Un Blues

Un Blues
Del material conque están hechos los sueños

7 jun 2012

Ray Bradbury viste de luto Marte

Luto en Marte y en nuestros corazones.
 La muerte el martes por la noche a los 91 años de Ray Bradbury, maestro de la ciencia ficción más lírica, les deja huérfanos a ellos, los marcianos de ojos amarillos en sus crepusculares canales de ensueño, pero también a todos los de aquí abajo, sus hijos lectores, los que hemos viajado con él en astronaves a las estrellas y hemos bebido el licor del verano de las infancias perdidas bajo los porches de la mítica Green Town, Illinois.
Bradbury, que dispone ya de un cráter en su honor en la luna y que pidió que sus cenizas sean esparcidas en el planeta rojo, será recordado por muchas cosas, por las Crónicas marcianas, esa excepcional colección de relatos sobre la colonización del planeta Marte que cambió para siempre el género fantástico y entusiasmó a Borges; por El vino del estío y La feria de las tinieblas, dos de las novelas más conmovedoras jamás escritas sobre el delicado momento en el que los niños descubren la existencia del tiempo, de la muerte y de la responsabilidad; por la distopía Farenheit 451 con su mundo de libros perseguidos por bomberos flamígeros pero salvados por lectores contumaces en una de las más hermosas fábulas sobre la perennidad de la lectura -un tema tan actual-.
 Se le recordará también por sus estremecedores cuentos sombríos, los de El país de octubre, que tanto han influido en autores de terror como Stephen King.
 Pero sobre todo recordaremos de Ray Bradbury su capacidad para mezclar en un combinado único la fantasía, la poesía, la maravilla, la nostalgia y la inocencia.
Criado en los sueños, esperanzas y pesadillas de los EE UU que pasaron en pocas generaciones de ser una sociedad básicamente rural a abrazar las más portentosas y abracadabrantes tecnologías, Bradbury (Waukegan, Illinois, 1920) se entusiasmó, recelando al tiempo, con las novedades y artefactos, mostrando en sus historias lo prodigioso de la ciencia y a la vez advirtiendo de que el ser humano no debería perder su alma en aras de ella. "No debemos llevar nuestros pecados a otros mundos", le escuche decir en una ocasión, en su única visita a España, en 1991.



Bradbury en 1984 / J.P COUDERC (ROGER-VIOLLET/CORDON PRESS)


Era un gran moralista, con un lado indudablemente ingenuo y paternalista, incluso reaccionario, que a veces le lastraba, pero tenía el don de transportarte a un mundo de emociones y sentimientos prístinos e irresistibles.
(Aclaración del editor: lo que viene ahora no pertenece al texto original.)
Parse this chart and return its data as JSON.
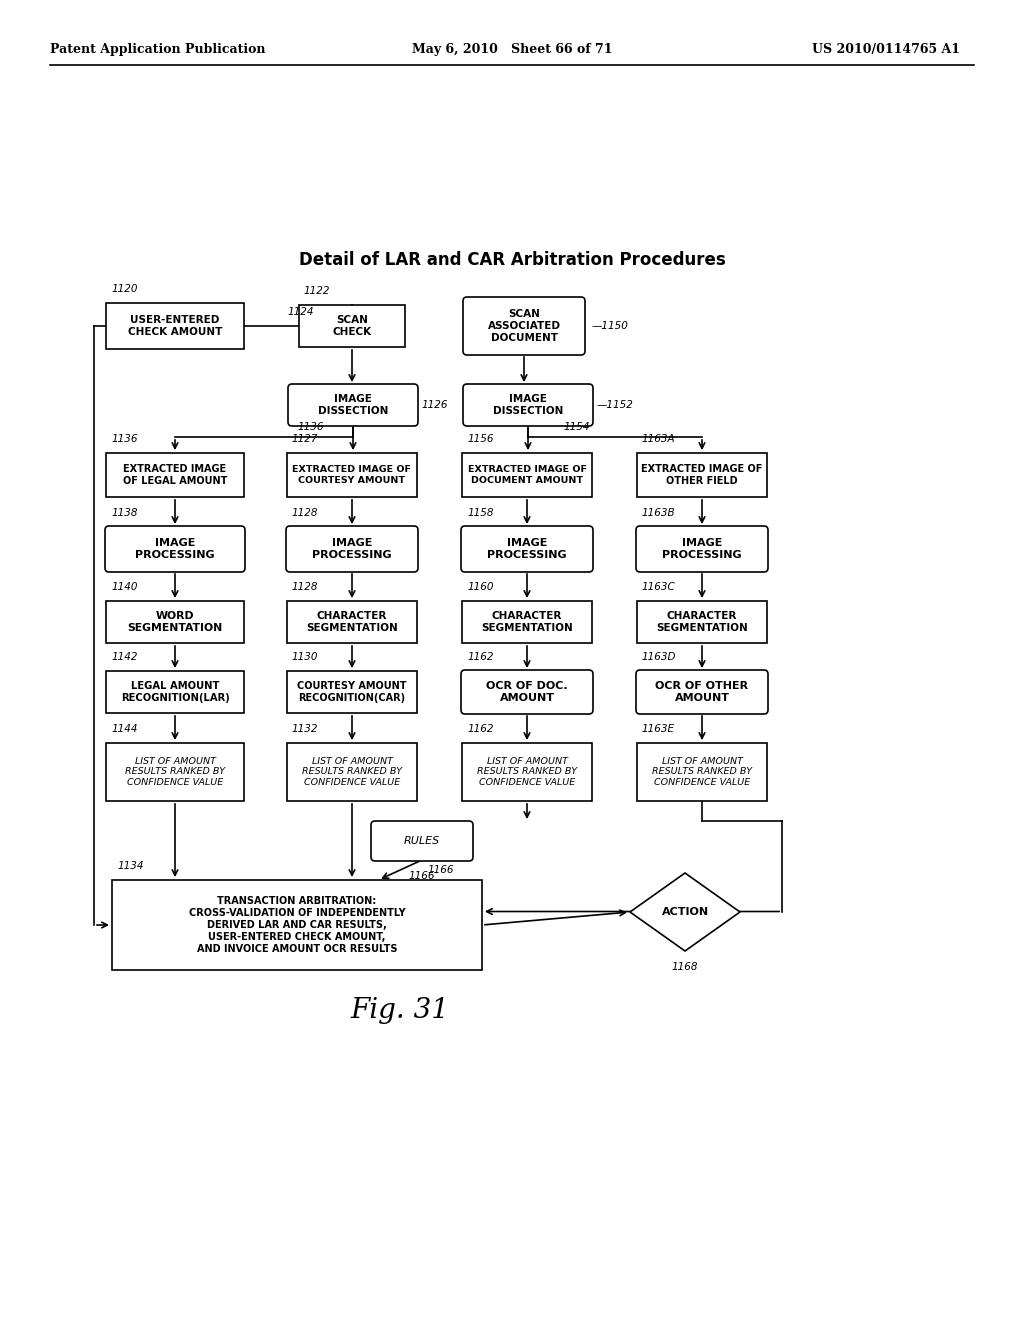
{
  "header_left": "Patent Application Publication",
  "header_mid": "May 6, 2010   Sheet 66 of 71",
  "header_right": "US 2010/0114765 A1",
  "title": "Detail of LAR and CAR Arbitration Procedures",
  "fig_label": "Fig. 31",
  "bg_color": "#ffffff"
}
Sus diáfanas metáforas son como encajes de cristal que te arañan el corazón y te anegan los ojos de lágrimas.
Había sin embargo en él junto a la luz y el optimismo un lado oscuro, de miedo y culpa, en el que crecía fértil el musgo de lo espectral y de lo macabro.
 Pocos autores han escrito como Bradbury sobre la muerte y la pérdida.
 Es imposible recordar algunos de sus historias sin estremecerse, la del bebé asesino, la del perro que regresa de ultratumba, la del hombre que se hace cargo de la guadaña de la muerte y siega el campo de la vida hasta encontrar los tallos que son su mujer y sus hijos… En relatos y novelas esa sombra, ese otoño, es el contrapunto insoslayable de un gran canto vital de celebración de la existencia y de la belleza del universo.
En esencia, con toda su cultura y sabiduría, Bradbury -y él mismo lo reivindicaba- nunca dejó de ser un niño de 12 años, el asombrado y vivaz Douglas Spaulding con zapatillas de deporte nuevas de El vino del estío (1957), la preciosa novela en la que relató su infancia trasmutando su Waukegan natal en Green Town, su pequeña arcadia personal de cometas y zarzaparrilla. Ese lugar soñado hubo de abandonarlo a los 14 años cuando su padre, empleado ferroviario afectado por la depresión, se trasladó con la familia a Los Ángeles. Gran lector de literatura pulp, amante de los tebeos, empezó a publicar en fanzines y en 1941 vendió su primer cuento.
 En 1950 publicó la obra por la que será especialmente recordado, Crónicas marcianas, un conjunto de cuentos vagamente unidos por el nexo de la invasión humana de Marte que llenan de asombro y transpiran una atmósfera de sobrenatural melancolía y soledad.
 Cuando el año pasado visité la vieja casa de Bradbury junto a la playa de Venice, California, donde el escritor vivió con su mujer Maggie al casarse en 1947, no pude dejar de pensar en la influencia de esa pequeña Venecia con sus minúsculos canales en la creación del Marte de las crónicas.
No hay mucha ciencia-ficción en el sentido convencional en el libro, como no la hay en sus otras novelas y en sus centenares de relatos, agrupados en títulos tan conocidos como El hombre ilustrado o Las doradas manzanas del sol.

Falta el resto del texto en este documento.